Despierto, y esas ganas de llorar de felicidad que sentí en mi sueño se convierten en un llanto de desesperación y tristeza. Camino hacia donde está mi madre, y cojo su mano, fría y pálida, que alguna vez me hubo brindado protección. Tengo miedo, miedo de que mi madre se vaya y me abandone, miedo de que me deje solo en un mundo que a penas estoy comprendiendo, miedo de que las noches en que se despedía de mí con un “te quiero” se acaben.

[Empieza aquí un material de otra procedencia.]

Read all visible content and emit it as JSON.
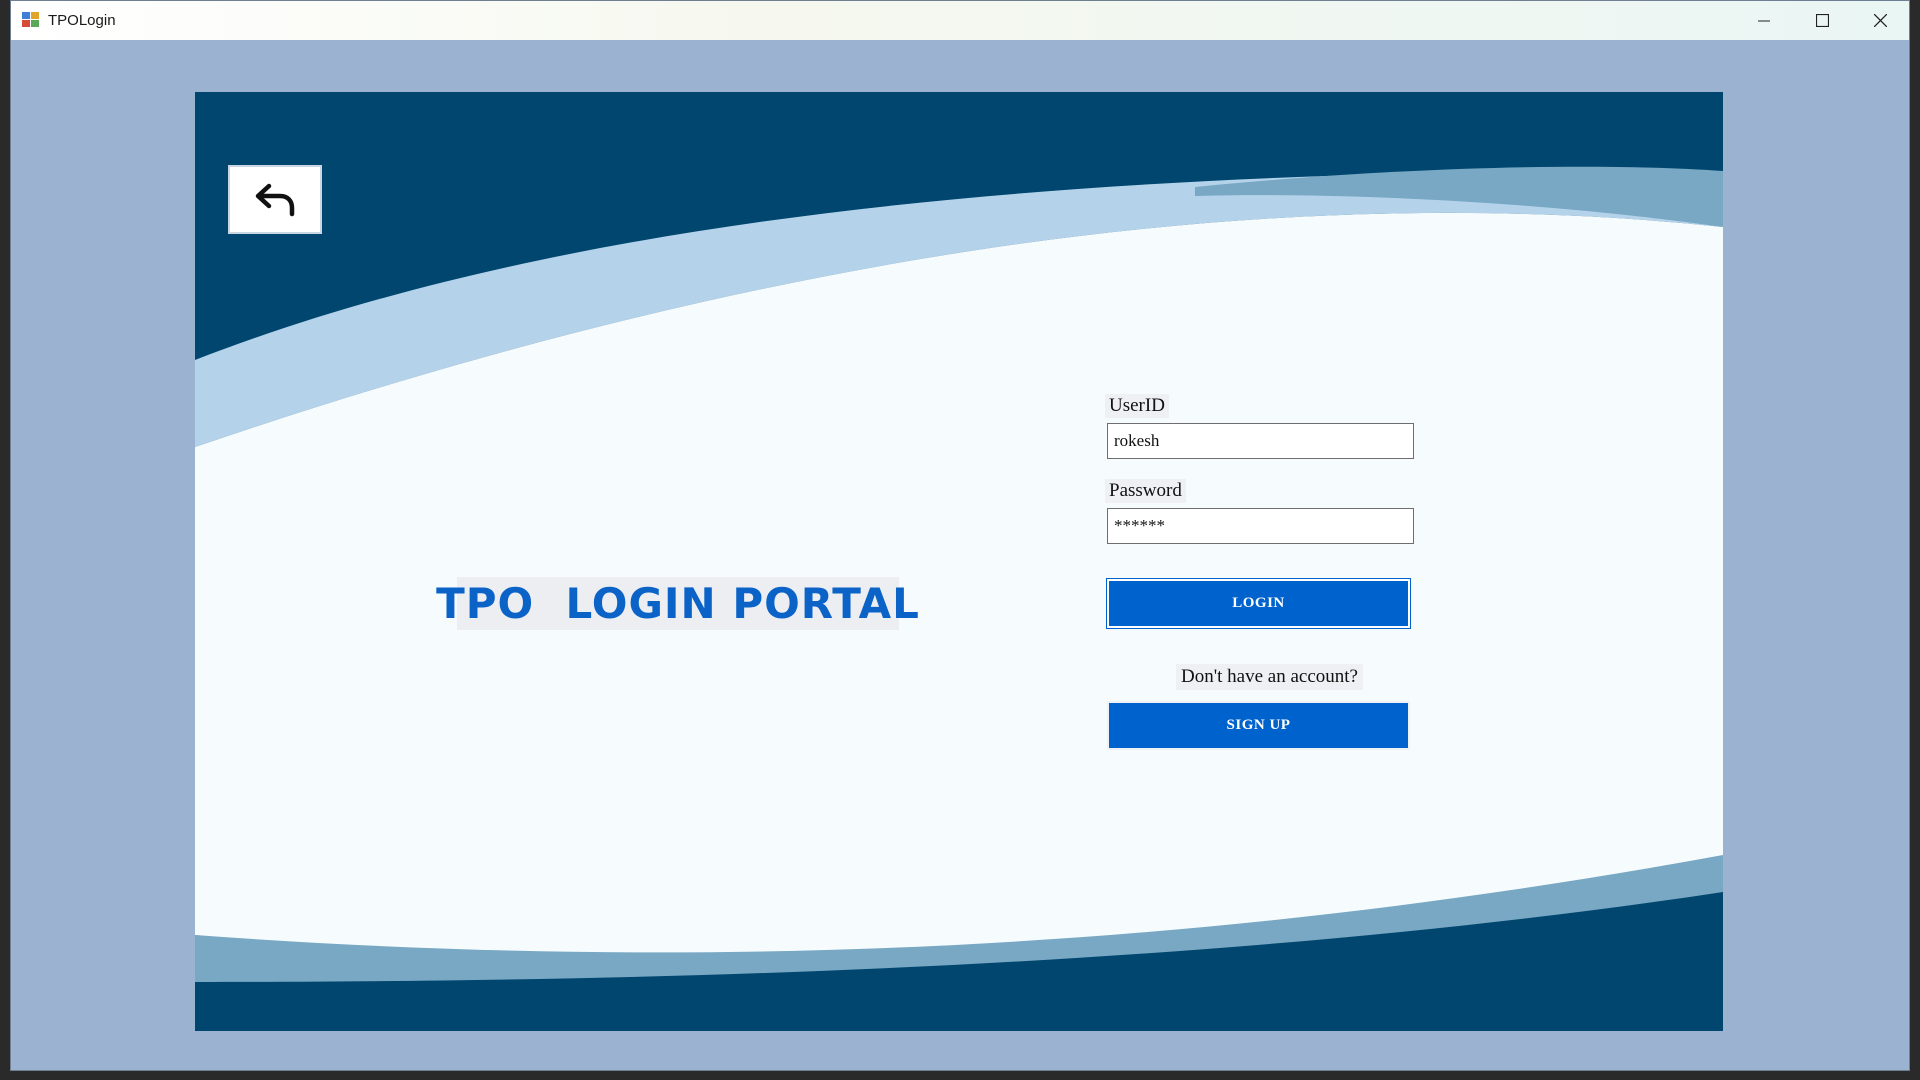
{
  "window": {
    "title": "TPOLogin",
    "controls": {
      "minimize": "minimize-icon",
      "maximize": "maximize-icon",
      "close": "close-icon"
    }
  },
  "colors": {
    "window_background": "#9bb3d1",
    "panel_dark": "#00466e",
    "swoosh_light": "#b4d3ea",
    "swoosh_mid": "#78a8c4",
    "panel_white": "#f6fbfe",
    "brand_blue": "#0062cc",
    "title_blue": "#0b63c8"
  },
  "back_button": {
    "icon": "back-arrow-icon"
  },
  "portal": {
    "title": "TPO  LOGIN PORTAL"
  },
  "form": {
    "userid_label": "UserID",
    "userid_value": "rokesh",
    "password_label": "Password",
    "password_value": "******",
    "login_label": "LOGIN",
    "signup_prompt": "Don't have an account?",
    "signup_label": "SIGN UP"
  }
}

-Disculpa, hijo, creo que es hora de que te vayas. El tiempo de visitas ya terminó –dice el doctor Roberts, mientras entra a la habitación.
Salgo del cuarto sin decir nada, y camino por los pasillos del hospital en silencio, dirigiéndome hacia la puerta de salida. Y salgo por fin a la calle, teniendo tan sólo al viento como abrigo y las estrellas como techo, brindándome un poquito de protección. Al llegar a mi casa, por supuesto todo está solo. Hay tanto silencio que hasta se puede escuchar. Nunca creí que estar en la casa de mamá me provocaría tanto vacío, tanta soledad.
Ahora, siento la necesidad de recordar mi vida con ella, desde que la conocí, hasta este momento, sólo para tener presente su memoria y su existencia.